Players with multiple jobs pose threat to RSPL resumption – Speid
Rudolph Speid, Cavalier technical director, believes that players in the Red Stripe Premier League (RSPL) who hold other jobs will pose a major threat to the safety of the competition this season, which is expected to be played in a bubblestyle settings due to the coronavirus pandemic.
“One other problem we will have is players who have multiple jobs. They work somewhere else and then they play football. Those players will be a problem,” he said.
“Any player can get it (coronavirus) but the player who is pure professional is at less risk because he has less contact with other people. They (players with multiple jobs) are not true professionals. When they signed they agreed to not have another job. So it is not complex, because you (club) get the role to keep the players and management staff safe, and clearly, there is an issue here with connectivity, so we (clubs) will have to sit and speak with these people and see how protected they are, and if they are not, then they will have to make a decision,” he stated.

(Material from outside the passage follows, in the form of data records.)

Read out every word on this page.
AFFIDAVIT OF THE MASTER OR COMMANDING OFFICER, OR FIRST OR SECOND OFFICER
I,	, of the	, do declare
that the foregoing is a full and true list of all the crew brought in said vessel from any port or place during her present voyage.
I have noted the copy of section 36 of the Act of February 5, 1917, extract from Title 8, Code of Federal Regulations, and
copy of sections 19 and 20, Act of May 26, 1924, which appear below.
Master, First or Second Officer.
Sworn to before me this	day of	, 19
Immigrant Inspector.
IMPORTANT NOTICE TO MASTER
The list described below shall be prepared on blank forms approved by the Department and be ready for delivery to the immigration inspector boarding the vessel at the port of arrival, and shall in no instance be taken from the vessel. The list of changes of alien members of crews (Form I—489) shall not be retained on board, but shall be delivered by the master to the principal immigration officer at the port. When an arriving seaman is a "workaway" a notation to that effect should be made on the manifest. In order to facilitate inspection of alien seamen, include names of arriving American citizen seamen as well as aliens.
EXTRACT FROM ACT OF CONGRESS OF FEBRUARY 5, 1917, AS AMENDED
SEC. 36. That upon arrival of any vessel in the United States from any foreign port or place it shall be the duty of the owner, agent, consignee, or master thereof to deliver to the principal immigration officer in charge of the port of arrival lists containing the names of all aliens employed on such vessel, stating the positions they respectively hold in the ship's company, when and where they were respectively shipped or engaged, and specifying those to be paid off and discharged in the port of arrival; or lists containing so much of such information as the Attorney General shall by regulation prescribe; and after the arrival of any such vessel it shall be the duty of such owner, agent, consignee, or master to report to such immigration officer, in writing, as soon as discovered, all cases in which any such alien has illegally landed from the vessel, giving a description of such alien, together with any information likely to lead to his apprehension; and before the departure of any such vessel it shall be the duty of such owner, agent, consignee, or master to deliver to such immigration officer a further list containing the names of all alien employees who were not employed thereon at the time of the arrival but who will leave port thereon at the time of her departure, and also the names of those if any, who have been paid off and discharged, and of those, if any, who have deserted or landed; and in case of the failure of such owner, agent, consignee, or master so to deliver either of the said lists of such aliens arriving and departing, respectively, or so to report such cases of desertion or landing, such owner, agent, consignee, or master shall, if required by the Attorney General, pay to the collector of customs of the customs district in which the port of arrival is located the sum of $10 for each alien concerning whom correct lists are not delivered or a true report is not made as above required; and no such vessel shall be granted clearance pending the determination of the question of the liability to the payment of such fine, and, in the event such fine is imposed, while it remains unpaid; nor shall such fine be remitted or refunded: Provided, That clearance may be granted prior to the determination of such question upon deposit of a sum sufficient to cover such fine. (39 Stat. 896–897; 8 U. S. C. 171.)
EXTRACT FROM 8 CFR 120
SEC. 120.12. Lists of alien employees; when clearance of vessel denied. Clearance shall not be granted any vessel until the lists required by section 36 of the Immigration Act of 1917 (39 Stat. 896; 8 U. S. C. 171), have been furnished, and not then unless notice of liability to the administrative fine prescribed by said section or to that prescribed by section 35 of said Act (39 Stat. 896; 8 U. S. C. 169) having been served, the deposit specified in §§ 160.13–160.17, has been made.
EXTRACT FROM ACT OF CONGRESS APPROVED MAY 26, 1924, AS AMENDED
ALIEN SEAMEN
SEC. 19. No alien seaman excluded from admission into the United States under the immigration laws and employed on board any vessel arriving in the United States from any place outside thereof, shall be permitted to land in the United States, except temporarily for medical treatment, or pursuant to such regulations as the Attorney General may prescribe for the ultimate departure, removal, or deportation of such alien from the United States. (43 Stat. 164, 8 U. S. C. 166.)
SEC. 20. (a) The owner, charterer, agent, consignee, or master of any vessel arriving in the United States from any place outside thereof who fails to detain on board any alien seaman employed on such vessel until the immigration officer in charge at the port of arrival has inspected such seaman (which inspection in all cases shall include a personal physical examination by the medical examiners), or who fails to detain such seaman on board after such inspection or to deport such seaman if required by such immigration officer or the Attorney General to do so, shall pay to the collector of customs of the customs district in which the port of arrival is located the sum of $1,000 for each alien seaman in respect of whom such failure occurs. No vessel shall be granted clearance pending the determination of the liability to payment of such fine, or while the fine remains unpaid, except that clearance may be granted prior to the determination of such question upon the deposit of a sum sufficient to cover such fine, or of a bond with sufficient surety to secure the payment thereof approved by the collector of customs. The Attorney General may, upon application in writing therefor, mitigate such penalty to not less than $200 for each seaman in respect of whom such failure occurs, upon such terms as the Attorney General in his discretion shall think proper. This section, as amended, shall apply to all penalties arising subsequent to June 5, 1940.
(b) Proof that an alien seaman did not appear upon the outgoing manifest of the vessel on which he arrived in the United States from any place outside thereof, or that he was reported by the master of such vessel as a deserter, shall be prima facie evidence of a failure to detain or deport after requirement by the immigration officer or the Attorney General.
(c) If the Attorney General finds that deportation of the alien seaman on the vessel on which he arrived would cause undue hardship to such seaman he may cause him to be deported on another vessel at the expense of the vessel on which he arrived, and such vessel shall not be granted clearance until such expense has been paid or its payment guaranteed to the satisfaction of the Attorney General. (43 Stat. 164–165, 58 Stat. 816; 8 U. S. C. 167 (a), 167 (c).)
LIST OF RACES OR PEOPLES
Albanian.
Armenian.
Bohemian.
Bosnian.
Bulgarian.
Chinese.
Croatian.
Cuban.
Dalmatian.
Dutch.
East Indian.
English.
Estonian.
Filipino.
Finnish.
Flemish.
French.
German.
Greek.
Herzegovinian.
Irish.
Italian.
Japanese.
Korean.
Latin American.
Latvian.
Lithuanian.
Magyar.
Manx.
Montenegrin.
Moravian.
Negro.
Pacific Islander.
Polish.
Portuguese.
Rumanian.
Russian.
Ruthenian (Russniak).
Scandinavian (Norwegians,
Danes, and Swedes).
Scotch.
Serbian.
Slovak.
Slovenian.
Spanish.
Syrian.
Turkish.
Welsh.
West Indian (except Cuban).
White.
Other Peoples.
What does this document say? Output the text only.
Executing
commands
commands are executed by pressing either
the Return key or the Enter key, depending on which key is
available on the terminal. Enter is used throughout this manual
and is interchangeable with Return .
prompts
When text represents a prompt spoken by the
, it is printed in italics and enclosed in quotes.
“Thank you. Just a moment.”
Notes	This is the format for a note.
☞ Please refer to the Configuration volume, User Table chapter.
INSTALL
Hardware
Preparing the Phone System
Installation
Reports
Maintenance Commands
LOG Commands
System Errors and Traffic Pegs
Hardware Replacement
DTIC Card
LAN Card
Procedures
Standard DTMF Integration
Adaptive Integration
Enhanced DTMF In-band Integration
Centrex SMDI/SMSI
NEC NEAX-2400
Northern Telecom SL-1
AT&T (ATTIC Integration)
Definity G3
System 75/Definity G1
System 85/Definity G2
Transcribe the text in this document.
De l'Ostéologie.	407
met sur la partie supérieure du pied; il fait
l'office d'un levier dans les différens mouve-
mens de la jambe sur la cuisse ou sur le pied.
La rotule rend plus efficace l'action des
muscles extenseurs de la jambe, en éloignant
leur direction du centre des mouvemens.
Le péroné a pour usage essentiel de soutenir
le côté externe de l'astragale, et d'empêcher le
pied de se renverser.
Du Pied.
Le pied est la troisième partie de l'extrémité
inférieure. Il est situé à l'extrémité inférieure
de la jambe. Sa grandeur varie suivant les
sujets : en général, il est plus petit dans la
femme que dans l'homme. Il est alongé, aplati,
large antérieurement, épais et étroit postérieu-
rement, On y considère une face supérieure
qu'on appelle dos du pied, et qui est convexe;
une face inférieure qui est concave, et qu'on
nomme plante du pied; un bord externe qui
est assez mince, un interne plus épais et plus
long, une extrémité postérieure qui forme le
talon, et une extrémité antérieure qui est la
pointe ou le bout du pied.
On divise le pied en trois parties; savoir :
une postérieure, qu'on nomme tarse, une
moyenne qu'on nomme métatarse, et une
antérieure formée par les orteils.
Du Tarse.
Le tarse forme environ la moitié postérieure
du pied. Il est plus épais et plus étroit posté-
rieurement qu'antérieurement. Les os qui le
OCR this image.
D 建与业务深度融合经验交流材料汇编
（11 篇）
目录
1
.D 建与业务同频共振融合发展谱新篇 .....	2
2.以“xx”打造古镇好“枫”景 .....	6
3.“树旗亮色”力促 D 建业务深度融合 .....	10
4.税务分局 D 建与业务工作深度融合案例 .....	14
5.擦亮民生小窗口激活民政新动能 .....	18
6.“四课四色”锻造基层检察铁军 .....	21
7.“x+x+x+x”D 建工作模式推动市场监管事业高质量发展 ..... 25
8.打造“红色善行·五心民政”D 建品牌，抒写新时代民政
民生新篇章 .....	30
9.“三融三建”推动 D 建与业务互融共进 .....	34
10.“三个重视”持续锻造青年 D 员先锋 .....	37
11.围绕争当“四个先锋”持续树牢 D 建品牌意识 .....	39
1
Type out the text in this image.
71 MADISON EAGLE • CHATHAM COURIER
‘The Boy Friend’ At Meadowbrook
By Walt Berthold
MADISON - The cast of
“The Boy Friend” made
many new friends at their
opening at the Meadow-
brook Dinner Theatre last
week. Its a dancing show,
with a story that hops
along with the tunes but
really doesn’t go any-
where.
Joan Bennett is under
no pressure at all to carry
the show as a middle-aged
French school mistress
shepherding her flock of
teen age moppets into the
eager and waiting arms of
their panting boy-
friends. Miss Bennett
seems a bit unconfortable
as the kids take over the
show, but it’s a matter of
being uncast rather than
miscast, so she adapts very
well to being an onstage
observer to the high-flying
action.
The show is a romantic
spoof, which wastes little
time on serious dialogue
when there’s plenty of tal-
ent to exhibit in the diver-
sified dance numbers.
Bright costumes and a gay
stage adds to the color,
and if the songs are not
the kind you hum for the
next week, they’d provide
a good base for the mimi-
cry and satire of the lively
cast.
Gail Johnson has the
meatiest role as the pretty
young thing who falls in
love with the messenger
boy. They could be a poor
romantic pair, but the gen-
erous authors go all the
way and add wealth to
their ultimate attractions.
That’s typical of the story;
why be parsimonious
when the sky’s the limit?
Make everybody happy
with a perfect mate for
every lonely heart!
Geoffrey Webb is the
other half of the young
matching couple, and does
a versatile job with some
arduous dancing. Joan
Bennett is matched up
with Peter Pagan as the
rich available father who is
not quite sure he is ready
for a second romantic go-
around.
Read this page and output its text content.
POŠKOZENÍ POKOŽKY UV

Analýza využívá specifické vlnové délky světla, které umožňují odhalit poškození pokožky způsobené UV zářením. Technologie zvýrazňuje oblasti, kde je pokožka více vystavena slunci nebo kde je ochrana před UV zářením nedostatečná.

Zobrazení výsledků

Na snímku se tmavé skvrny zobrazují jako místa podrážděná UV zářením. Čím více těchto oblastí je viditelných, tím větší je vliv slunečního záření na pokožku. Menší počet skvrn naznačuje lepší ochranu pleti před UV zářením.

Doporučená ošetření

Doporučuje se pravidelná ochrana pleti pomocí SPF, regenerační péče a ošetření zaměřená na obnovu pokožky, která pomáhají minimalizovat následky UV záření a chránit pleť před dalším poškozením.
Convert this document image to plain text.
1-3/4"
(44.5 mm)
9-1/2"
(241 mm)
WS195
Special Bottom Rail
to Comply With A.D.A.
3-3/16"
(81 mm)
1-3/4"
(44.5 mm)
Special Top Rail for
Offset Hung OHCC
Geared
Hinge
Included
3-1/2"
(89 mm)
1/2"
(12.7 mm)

“It is going to be on a case-by-case basis, but nowhere else in the world professional players work anywhere else, so players might have to make decisions or clubs might have to make decisions. But as a club, you have to pull out all the stops to keep players safe, it is our duty. You might not be able to keep all of them safe but you have to be able to keep the majority safe, and anything you have to do to keep the majority safe you just have to do it. So even if you have to impose extreme measure, from that is the solution, it is the solution.”
He added that for these reasons, amateur football cannot resume at this time. “Because they are going to play a football match and then they will go back home and go to work, and how will we control that kind of connectivity? So that is the problem. If you bring amateurs into the professional (league) you are going to have the same problem. So we just have to fix it. It might be harsh but when you talk about saving lives, this is a no-brainer,” he said. The Red Stripe Premier League, along with all other local football competitions, was cancelled in March by the Jamaica Football Federation because of the coronavirus pandemic. However, the new season, which is expected to have numerous alterations, is expected to be announced at a press conference on Tuesday.